In our experiments, we removed categories that did not have sufficient number of instances, (or smaller than most occur objects in scene like beds, sofas, cabinets, windows), which reduced the number of object categories from 84 to 13 (plus one category, for emptiness). The removed objects include TVs, plants, toys, kitchen appliance, floor lamps, people, cats. We set the fix resolution i our models to \(84\times 42\times 84\). We observed that this resolution was sufficient to represent the objects and the content of the scenes. We also removed scenes which has less than 12000 voxels in size, and leave about 211k scene, we used 200K as train the rest as test data. The data processing and building roughly took a week. Figure 4 shows some sample scenes from this challenging dataset.

Table 3 The accuracy, completeness, precision and recall measures of our models

4.2 Training details

We used Tensorflow [1] to implement our models. Table 2 summarizes the training details for each model individually. For all training processes, we used a single NVIDIA GeForce Titan X GPU.

4.3 Results

Figure 5 shows the results of our experiments. We use two metrics in order to evaluate the results. First, the accuracy metric, defined as the number of correctly generated voxels in the output divided by the total number of estimated voxels. In the first metric, we also consider empty voxels if they are estimated at the right place. The second metric is completeness, which is the number of correctly generated non-empty voxels in the output divided by the total number of non-empty voxels. Table 3 shows the quantitative results of our models, as well as per-category F1 scores.

4.4 Discussion

The architecture We have experimented with many architectures and structures for the generator, include pooling layers, bottleneck architectures with strided and deconvolution layers, yet, at the end, we concluded that a simple architecture of stride-1 convolution layers can generate better results. This suggests that it is better to keep the widths of the layers unreduced and allow the network to process information along the width of the scene at each convolution. This also allows the network to get a better estimation about the sizes of the objects since each convolution has access to the width of the scene. Moreover, worse performance on increased filter sizes suggests that highly local processing is better and bigger filter sizes lead to averaging of information across voxels.

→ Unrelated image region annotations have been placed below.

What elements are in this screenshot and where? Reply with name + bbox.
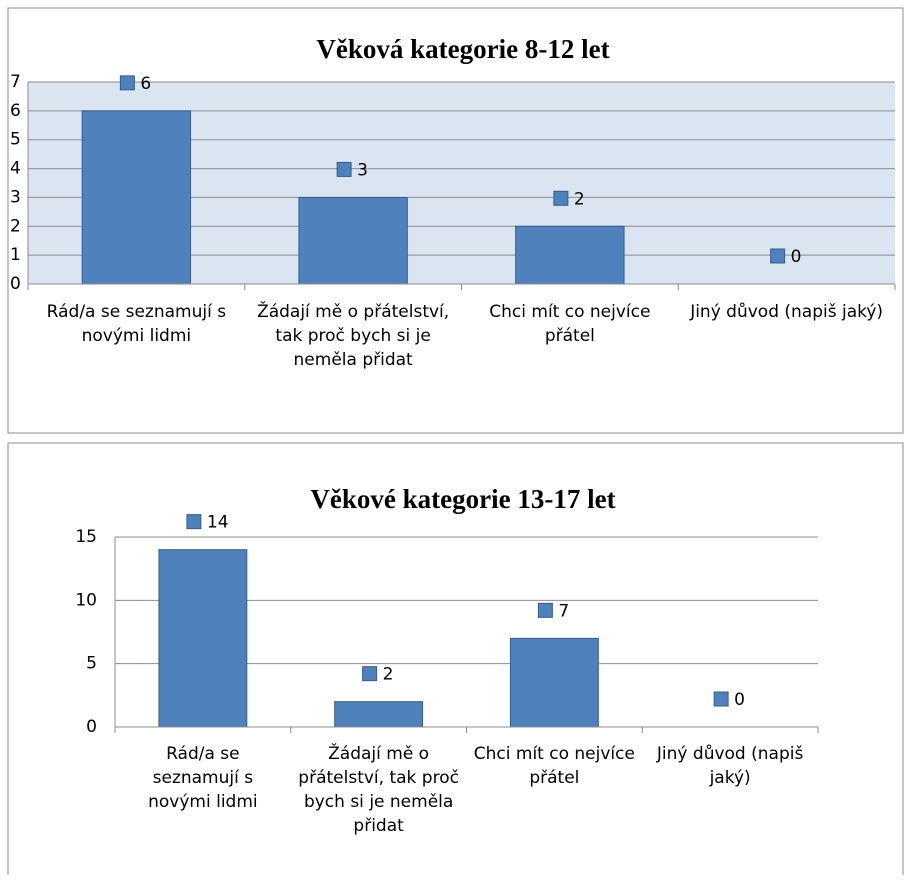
bar [81,110,192,285]
y-tick-label: 3 [10,187,21,207]
bar [298,196,408,285]
bar [334,701,424,728]
x-tick-label: Jiný důvod (napiš jaký) [690,302,884,322]
data-label: 6 [140,74,151,94]
data-label: 14 [207,513,229,533]
x-label-box: Žádají mě o přátelství, tak proč bych si… [298,744,459,836]
x-tick-label: Žádají mě o přátelství, tak proč bych si… [298,744,459,836]
x-tick-label: Chci mít co nejvíce přátel [489,302,651,346]
y-tick-label: 0 [86,717,97,737]
x-label-box: Jiný důvod (napiš jaký) [656,744,804,788]
data-label: 3 [357,160,368,180]
bar [509,637,599,728]
chart-border [7,442,904,880]
x-label-box: Rád/a se seznamují s novými lidmi [148,744,258,812]
x-tick-label: Rád/a se seznamují s novými lidmi [46,302,227,346]
y-tick-label: 2 [10,216,21,236]
x-label-box: Rád/a se seznamují s novými lidmi [46,302,227,346]
data-label: 0 [734,690,745,710]
data-label: 2 [574,189,585,209]
y-tick-label: 7 [10,72,21,92]
data-label: 7 [558,601,569,621]
bar [515,225,625,285]
label-key [186,514,202,530]
y-tick-label: 6 [10,101,21,121]
label-key [770,248,786,264]
label-key [553,190,569,206]
y-tick-label: 0 [10,274,21,294]
label-key [713,691,729,707]
x-label-box: Chci mít co nejvíce přátel [473,744,635,788]
y-tick-label: 10 [75,590,97,610]
x-label-box: Chci mít co nejvíce přátel [489,302,651,346]
y-tick-label: 5 [10,130,21,150]
x-tick-label: Jiný důvod (napiš jaký) [656,744,804,788]
y-tick-label: 5 [86,654,97,674]
label-key [119,75,135,91]
x-tick-label: Chci mít co nejvíce přátel [473,744,635,788]
chart-title: Věkové kategorie 13-17 let [310,484,615,514]
y-tick-label: 4 [10,159,21,179]
label-key [362,666,378,682]
label-key [537,602,553,618]
y-tick-label: 1 [10,245,21,265]
data-label: 2 [383,665,394,685]
x-tick-label: Žádají mě o přátelství, tak proč bych si… [257,302,450,370]
chart-title: Věková kategorie 8-12 let [316,34,609,64]
data-label: 0 [791,247,802,267]
bar [158,549,248,728]
x-label-box: Žádají mě o přátelství, tak proč bych si… [257,302,450,370]
label-key [336,161,352,177]
y-tick-label: 15 [75,527,97,547]
x-label-box: Jiný důvod (napiš jaký) [690,302,884,322]
x-tick-label: Rád/a se seznamují s novými lidmi [148,744,258,812]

Future work One can formulate the scene extrapolation task as a sequence modeling problem, such that the input sequence (the visible scene) is encoded by a sequence modeling framework, and the rest of the scene is decoded by another. Moreover, a context network can be trained in parallel together with the generation network such that the context network captures a high-level scene information and layout of the scene and modulates the generation process.

5 Conclusion

In this paper, we have proposed using convolutional networks for the scene extrapolation problem, which has not been addressed in the literature before. We showed that the proposed models are able to extrapolate the scene toward the unseen part and extend successfully the ground, the walls and the partially visible objects.

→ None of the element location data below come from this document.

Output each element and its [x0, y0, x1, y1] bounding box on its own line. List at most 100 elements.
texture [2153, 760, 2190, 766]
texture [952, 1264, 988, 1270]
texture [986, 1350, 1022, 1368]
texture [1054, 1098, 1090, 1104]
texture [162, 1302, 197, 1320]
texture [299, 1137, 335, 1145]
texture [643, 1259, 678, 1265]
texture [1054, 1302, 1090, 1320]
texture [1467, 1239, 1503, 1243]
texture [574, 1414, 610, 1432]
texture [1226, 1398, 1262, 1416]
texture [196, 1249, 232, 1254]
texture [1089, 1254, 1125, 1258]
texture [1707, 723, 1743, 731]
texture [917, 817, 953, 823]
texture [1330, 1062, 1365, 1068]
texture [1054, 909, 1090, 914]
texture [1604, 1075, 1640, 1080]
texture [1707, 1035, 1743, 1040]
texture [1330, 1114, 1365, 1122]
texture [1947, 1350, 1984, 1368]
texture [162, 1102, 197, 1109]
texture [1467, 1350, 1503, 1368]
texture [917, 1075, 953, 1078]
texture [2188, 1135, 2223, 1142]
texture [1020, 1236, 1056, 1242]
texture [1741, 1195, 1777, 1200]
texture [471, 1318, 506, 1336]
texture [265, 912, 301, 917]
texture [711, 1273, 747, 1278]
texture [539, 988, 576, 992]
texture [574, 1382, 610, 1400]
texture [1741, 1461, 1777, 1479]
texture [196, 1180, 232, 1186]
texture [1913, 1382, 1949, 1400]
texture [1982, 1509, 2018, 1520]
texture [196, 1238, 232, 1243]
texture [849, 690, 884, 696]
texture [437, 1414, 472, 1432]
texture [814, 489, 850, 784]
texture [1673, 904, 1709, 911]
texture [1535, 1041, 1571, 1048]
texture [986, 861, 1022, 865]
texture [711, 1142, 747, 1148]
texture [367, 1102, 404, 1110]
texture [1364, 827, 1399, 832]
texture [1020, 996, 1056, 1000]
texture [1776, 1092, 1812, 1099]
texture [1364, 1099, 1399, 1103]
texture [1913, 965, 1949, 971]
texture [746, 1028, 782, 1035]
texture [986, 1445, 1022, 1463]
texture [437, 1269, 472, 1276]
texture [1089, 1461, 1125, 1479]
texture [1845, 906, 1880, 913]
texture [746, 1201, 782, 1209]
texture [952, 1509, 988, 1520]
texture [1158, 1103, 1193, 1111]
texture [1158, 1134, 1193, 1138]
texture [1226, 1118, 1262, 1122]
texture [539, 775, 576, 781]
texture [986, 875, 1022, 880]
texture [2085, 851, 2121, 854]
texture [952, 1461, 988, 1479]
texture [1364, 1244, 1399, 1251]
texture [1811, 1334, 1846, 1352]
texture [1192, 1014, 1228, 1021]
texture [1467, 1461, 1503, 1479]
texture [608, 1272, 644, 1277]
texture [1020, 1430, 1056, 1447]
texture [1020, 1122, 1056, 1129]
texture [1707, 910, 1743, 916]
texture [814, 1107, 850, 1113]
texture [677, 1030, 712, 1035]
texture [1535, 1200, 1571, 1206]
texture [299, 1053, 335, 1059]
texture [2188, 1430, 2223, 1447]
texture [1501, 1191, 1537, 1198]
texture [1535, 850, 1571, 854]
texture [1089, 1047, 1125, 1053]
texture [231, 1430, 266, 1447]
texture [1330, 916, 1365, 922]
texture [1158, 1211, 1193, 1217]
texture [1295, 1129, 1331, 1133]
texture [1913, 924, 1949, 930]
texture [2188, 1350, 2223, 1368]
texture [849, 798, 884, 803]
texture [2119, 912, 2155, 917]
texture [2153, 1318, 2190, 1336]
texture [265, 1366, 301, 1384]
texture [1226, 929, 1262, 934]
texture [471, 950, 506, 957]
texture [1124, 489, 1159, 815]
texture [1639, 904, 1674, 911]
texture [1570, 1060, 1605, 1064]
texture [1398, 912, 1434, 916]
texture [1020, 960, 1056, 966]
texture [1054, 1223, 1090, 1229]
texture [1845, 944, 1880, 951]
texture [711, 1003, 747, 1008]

However, we realized that the networks were unable to hallucinate objects in the extrapolated part of the scene if they did not have any part visible in the input scene. This is likely to be due to the highly challenging nature of the extrapolation problem, due to the huge inter-variability and intra-variability between the objects. To able to extrapolate at a level where new objects can be generated would likely require (1) a much larger dataset than we used and available in the literature, and (2) extraction and usage of higher-level semantic information from the input scene, as a modulator for the deep extrapolating networks.

Scene extrapolation is a challenging and highly-relevant problem for the computer graphics and deep learning societies, and our paper offers a new research problem and direction with which new and better learning and estimation methods can be developed.